Have a nissan sentra 04 1.8.. looking to trow some nicer wheels on it for cheap.. Nissan Sentra SE-R SpecV wheels + tires would be great! so if u put new rims on your car and have no use for the stock ones let me know.. =] thanks


----------



## thorton0 (Sep 2, 2009)

i do not like my 17" spec v wheels at all. i'd like to trade them for some different alloy wheels, possibly 16". i plan to buy some aftermarket wheels in the spring


----------



## 04specv79 (Oct 19, 2009)

I have a 04 spec v, you def want to go with a 17 in rim.

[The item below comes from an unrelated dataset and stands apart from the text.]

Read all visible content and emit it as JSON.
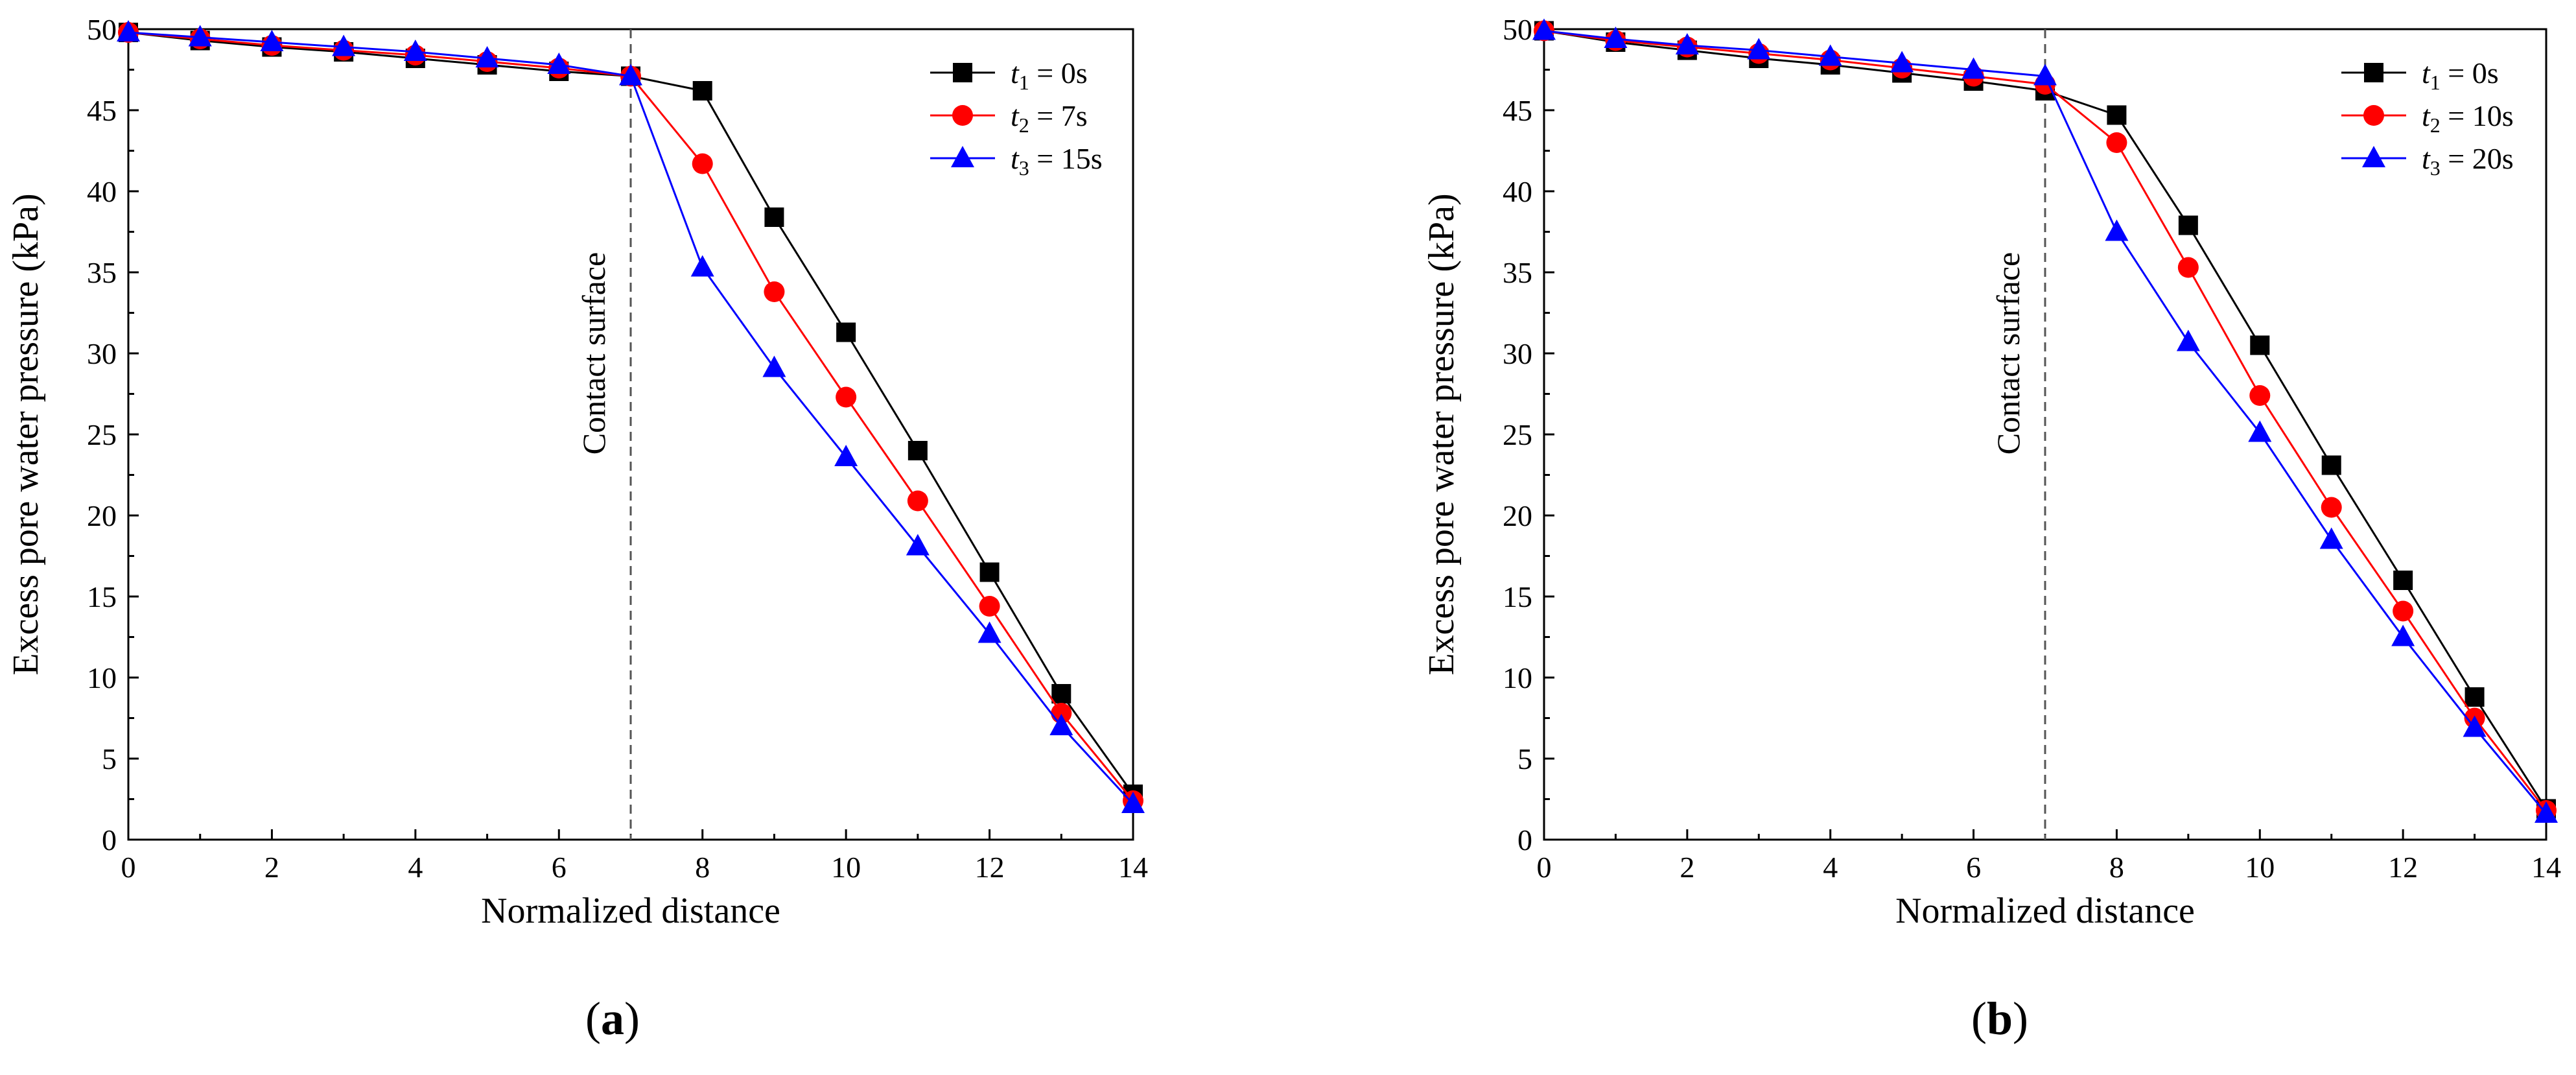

Just put a coilover on it. 16in wheels would look cheap.


----------



## RiSKY (Sep 29, 2009)

how much would u sell em for? thorton0


----------



## thorton0 (Sep 2, 2009)

i can't just sell them, i need to trade them. i have to have something to put on my car for the winter


----------



## RiSKY (Sep 29, 2009)

well ya i understand.. i meant after u get something else.. im sure u not gonna want my stock wheels with hup caps lol


----------



## thorton0 (Sep 2, 2009)

your stock wheels with hubcaps would be great for winter. but you are kind of far away to make a deal.


----------